What is in this article?:
- Work begins on Colorado River project.
- Lower Basin Reservoir Project should provide an additional 90,000 acre-feet of water a year to LCRA’s water supply system.
- Lane City reservoir is the first step.
One of the worst droughts in modern history caused the Lower Colorado River Authority (LCRA) to propose two consecutive years of an emergency water plan that, once approved by the Texas Commission on Environmental Quality (TCEQ), left Texas rice growers in a three-county coastal region without adequate irrigation water to sustain their entire rice crops, forcing most farmers to limit rice acres and scramble to plant alternative crops, like cotton or sorghum.
But LCRA's recent contract award to CH2M Hill, a global full-service consulting, design, and construction firm, that will result in the construction of a new reservoir project near Lane City, Texas, may be the first step in a long process to bring irrigation relief to troubled agricultural water customers.
The $206 million project, being tagged as the Lower Basin Reservoir Project, will provide an approximate 40,000 acre-foot, off channel reservoir that covers over 1,000 acres and with an earthen berm roughly 40 feet in height. Once complete, LCRA says the reservoir should provide an additional 90,000 acre-feet of water a year to LCRA’s water supply system.
LCRA recently awarded the contract for preliminary engineering support, part of the first phase of the project which calls for $18 million to include purchasing the property and for engineering and permitting services.
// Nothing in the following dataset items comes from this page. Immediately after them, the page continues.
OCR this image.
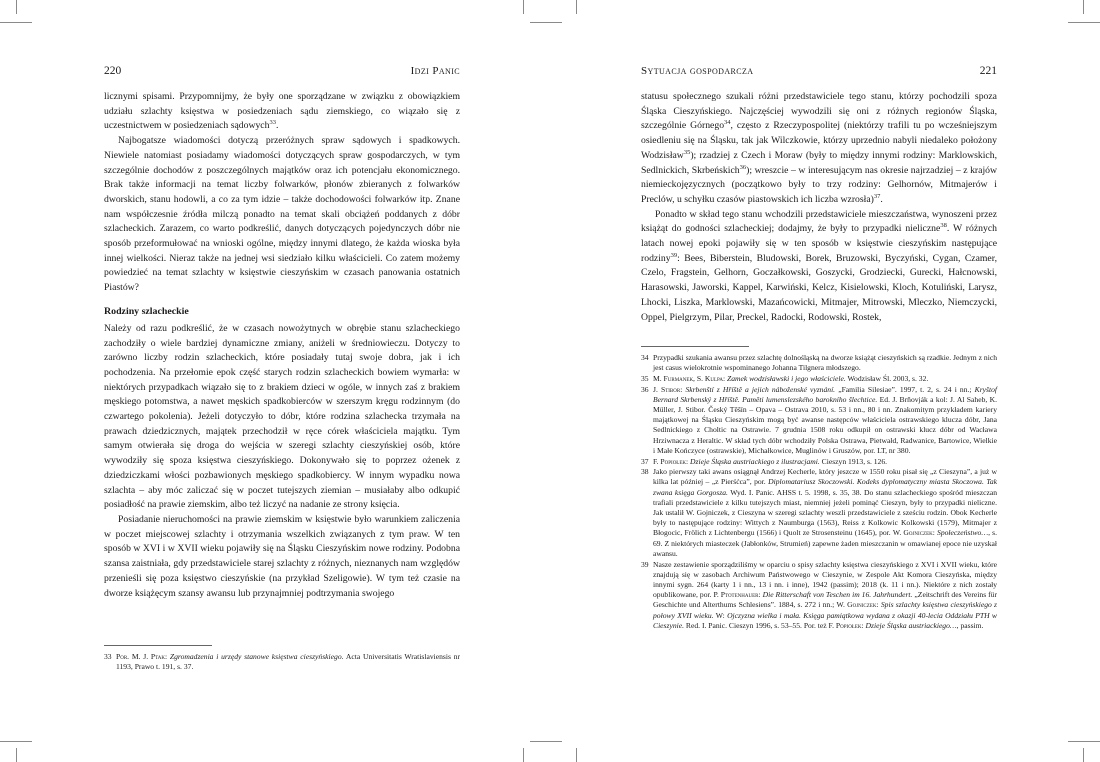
220	Idzi Panic

licznymi spisami. Przypomnijmy, że były one sporządzane w związku z obowiązkiem udziału szlachty księstwa w posiedzeniach sądu ziemskiego, co wiązało się z uczestnictwem w posiedzeniach sądowych$^{33}$.

Najbogatsze wiadomości dotyczą przeróżnych spraw sądowych i spadkowych. Niewiele natomiast posiadamy wiadomości dotyczących spraw gospodarczych, w tym szczególnie dochodów z poszczególnych majątków oraz ich potencjału ekonomicznego. Brak także informacji na temat liczby folwarków, płonów zbieranych z folwarków dworskich, stanu hodowli, a co za tym idzie – także dochodowości folwarków itp. Znane nam współczesnie źródła milczą ponadto na temat skali obciążeń poddanych z dóbr szlacheckich. Zarazem, co warto podkreślić, danych dotyczących pojedynczych dóbr nie sposób przeformułować na wnioski ogólne, między innymi dlatego, że każda wioska była innej wielkości. Nieraz także na jednej wsi siedziało kilku właścicieli. Co zatem możemy powiedzieć na temat szlachty w księstwie cieszyńskim w czasach panowania ostatnich Piastów?

Rodziny szlacheckie

Należy od razu podkreślić, że w czasach nowożytnych w obrębie stanu szlacheckiego zachodziły o wiele bardziej dynamiczne zmiany, aniżeli w średniowieczu. Dotyczy to zarówno liczby rodzin szlacheckich, które posiadały tutaj swoje dobra, jak i ich pochodzenia. Na przełomie epok część starych rodzin szlacheckich bowiem wymarła: w niektórych przypadkach wiązało się to z brakiem dzieci w ogóle, w innych zaś z brakiem męskiego potomstwa, a nawet męskich spadkobierców w szerszym kręgu rodzinnym (do czwartego pokolenia). Jeżeli dotyczyło to dóbr, które rodzina szlachecka trzymała na prawach dziedzicznych, majątek przechodził w ręce córek właściciela majątku. Tym samym otwierała się droga do wejścia w szeregi szlachty cieszyńskiej osób, które wywodziły się spoza księstwa cieszyńskiego. Dokonywało się to poprzez ożenek z dziedziczkami włości pozbawionych męskiego spadkobiercy. W innym wypadku nowa szlachta – aby móc zaliczać się w poczet tutejszych ziemian – musiałaby albo odkupić posiadłość na prawie ziemskim, albo też liczyć na nadanie ze strony księcia.

Posiadanie nieruchomości na prawie ziemskim w księstwie było warunkiem zaliczenia w poczet miejscowej szlachty i otrzymania wszelkich związanych z tym praw. W ten sposób w XVI i w XVII wieku pojawiły się na Śląsku Cieszyńskim nowe rodziny. Podobna szansa zaistniała, gdy przedstawiciele starej szlachty z różnych, nieznanych nam względów przenieśli się poza księstwo cieszyńskie (na przykład Szeligowie). W tym też czasie na dworze książęcym szansy awansu lub przynajmniej podtrzymania swojego

33 Por. M. J. Ptak: Zgromadzenia i urzędy stanowe księstwa cieszyńskiego. Acta Universitatis Wratislaviensis nr 1193, Prawo t. 191, s. 37.
Sytuacja gospodarcza	221

statusu społecznego szukali różni przedstawiciele tego stanu, którzy pochodzili spoza Śląska Cieszyńskiego. Najczęściej wywodzili się oni z różnych regionów Śląska, szczególnie Górnego$^{34}$, często z Rzeczypospolitej (niektórzy trafili tu po wcześniejszym osiedleniu się na Śląsku, tak jak Wilczkowie, którzy uprzednio nabyli niedaleko położony Wodzisław$^{35}$); rzadziej z Czech i Moraw (były to między innymi rodziny: Marklowskich, Sedlnickich, Skrbeńskich$^{36}$); wreszcie – w interesującym nas okresie najrzadziej – z krajów niemieckojęzycznych (początkowo były to trzy rodziny: Gelhornów, Mitmajerów i Preclów, u schyłku czasów piastowskich ich liczba wzrosła)$^{37}$.

Ponadto w skład tego stanu wchodzili przedstawiciele mieszczaństwa, wynoszeni przez książąt do godności szlacheckiej; dodajmy, że były to przypadki nieliczne$^{38}$. W różnych latach nowej epoki pojawiły się w ten sposób w księstwie cieszyńskim następujące rodziny$^{39}$: Bees, Biberstein, Bludowski, Borek, Bruzowski, Byczyński, Cygan, Czamer, Czelo, Fragstein, Gelhorn, Goczałkowski, Goszycki, Grodziecki, Gurecki, Hałcnowski, Harasowski, Jaworski, Kappel, Karwiński, Kelcz, Kisielowski, Kloch, Kotuliński, Larysz, Lhocki, Liszka, Marklowski, Mazańcowicki, Mitmajer, Mitrowski, Mleczko, Niemczycki, Oppel, Pielgrzym, Pilar, Preckel, Radocki, Rodowski, Rostek,

34 Przypadki szukania awansu przez szlachtę dolnośląską na dworze książąt cieszyńskich są rzadkie. Jednym z nich jest casus wielokrotnie wspominanego Johanna Tilgnera młodszego.
35 M. Furmanek, S. Kulpa: Zamek wodzisławski i jego właściciele. Wodzisław Śl. 2003, s. 32.
36 J. Stibor: Skrbenští z Hříště a jejich náboženské vyznání. „Familia Silesiae”. 1997, t. 2, s. 24 i nn.; Kryštof Bernard Skrbenský z Hříště. Paměti lumenslezského barokního šlechtice. Ed. J. Brňovják a kol: J. Al Saheb, K. Müller, J. Stibor. Český Těšín – Opava – Ostrava 2010, s. 53 i nn., 80 i nn. Znakomitym przykładem kariery majątkowej na Śląsku Cieszyńskim mogą być awanse następców właściciela ostrawskiego klucza dóbr, Jana Sedlnickiego z Choltic na Ostrawie. 7 grudnia 1508 roku odkupił on ostrawski klucz dóbr od Wacława Hrziwnacza z Heraltic. W skład tych dóbr wchodziły Polska Ostrawa, Pietwałd, Radwanice, Bartowice, Wielkie i Małe Kończyce (ostrawskie), Michałkowice, Muglinów i Gruszów, por. LT, nr 380.
37 F. Popiołek: Dzieje Śląska austriackiego z ilustracjami. Cieszyn 1913, s. 126.
38 Jako pierwszy taki awans osiągnął Andrzej Kecherle, który jeszcze w 1550 roku pisał się „z Cieszyna”, a już w kilka lat później – „z Pierśćca”, por. Diplomatariusz Skoczowski. Kodeks dyplomatyczny miasta Skoczowa. Tak zwana księga Gorgosza. Wyd. I. Panic. AHSS t. 5. 1998, s. 35, 38. Do stanu szlacheckiego spośród mieszczan trafiali przedstawiciele z kilku tutejszych miast, niemniej jeżeli pominąć Cieszyn, były to przypadki nieliczne. Jak ustalił W. Gojniczek, z Cieszyna w szeregi szlachty weszli przedstawiciele z sześciu rodzin. Obok Kecherle były to następujące rodziny: Wittych z Naumburga (1563), Reiss z Kolkowic Kolkowski (1579), Mitmajer z Błogocic, Frölich z Lichtenbergu (1566) i Quolt ze Strosensteinu (1645), por. W. Gojniczek: Społeczeństwo…, s. 69. Z niektórych miasteczek (Jabłonków, Strumień) zapewne żaden mieszczanin w omawianej epoce nie uzyskał awansu.
39 Nasze zestawienie sporządziliśmy w oparciu o spisy szlachty księstwa cieszyńskiego z XVI i XVII wieku, które znajdują się w zasobach Archiwum Państwowego w Cieszynie, w Zespole Akt Komora Cieszyńska, między innymi sygn. 264 (karty 1 i nn., 13 i nn. i inne), 1942 (passim); 2018 (k. 11 i nn.). Niektóre z nich zostały opublikowane, por. P. Ptotenhauer: Die Ritterschaft von Teschen im 16. Jahrhundert. „Zeitschrift des Vereins für Geschichte und Alterthums Schlesiens”. 1884, s. 272 i nn.; W. Gojniczek: Spis szlachty księstwa cieszyńskiego z połowy XVII wieku. W: Ojczyzna wielka i mała. Księga pamiątkowa wydana z okazji 40-lecia Oddziału PTH w Cieszynie. Red. I. Panic. Cieszyn 1996, s. 53–55. Por. też F. Popiołek: Dzieje Śląska austriackiego…, passim.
Scheduled final completion for the project is set for July 2017.
The water crisis in Texas is the direct result of two straight years of a devastating drought that taxed nearly all of the state's water resources. Particularly hard hit were the reservoirs of Central Texas, better known as the Highland Lakes, including Lake Buchanan, Lake Travis and Lake LBJ near Austin. In addition to historically low lake levels as a result of rain shortages, increased demand for water from the ever-growing City of Austin and other municipal and industrial users compounded the problem.
While the drought has adversely affected all stakeholders along the Colorado River waterway, farmers in Wharton, Colorado and Matagorda counties were particularly hard hit. Rice growers have long been one of the most senior water users on the waterway and were instrumental in convincing the Texas Legislature to construct the lake projects many years ago. Over the last two years, many of these same farm families have estimated they cut back rice acres by as much as 50 to 60 percent as Colorado River water allotments were drastically reduced to ensure an adequate water supply for all of LCRA’s growing number of users.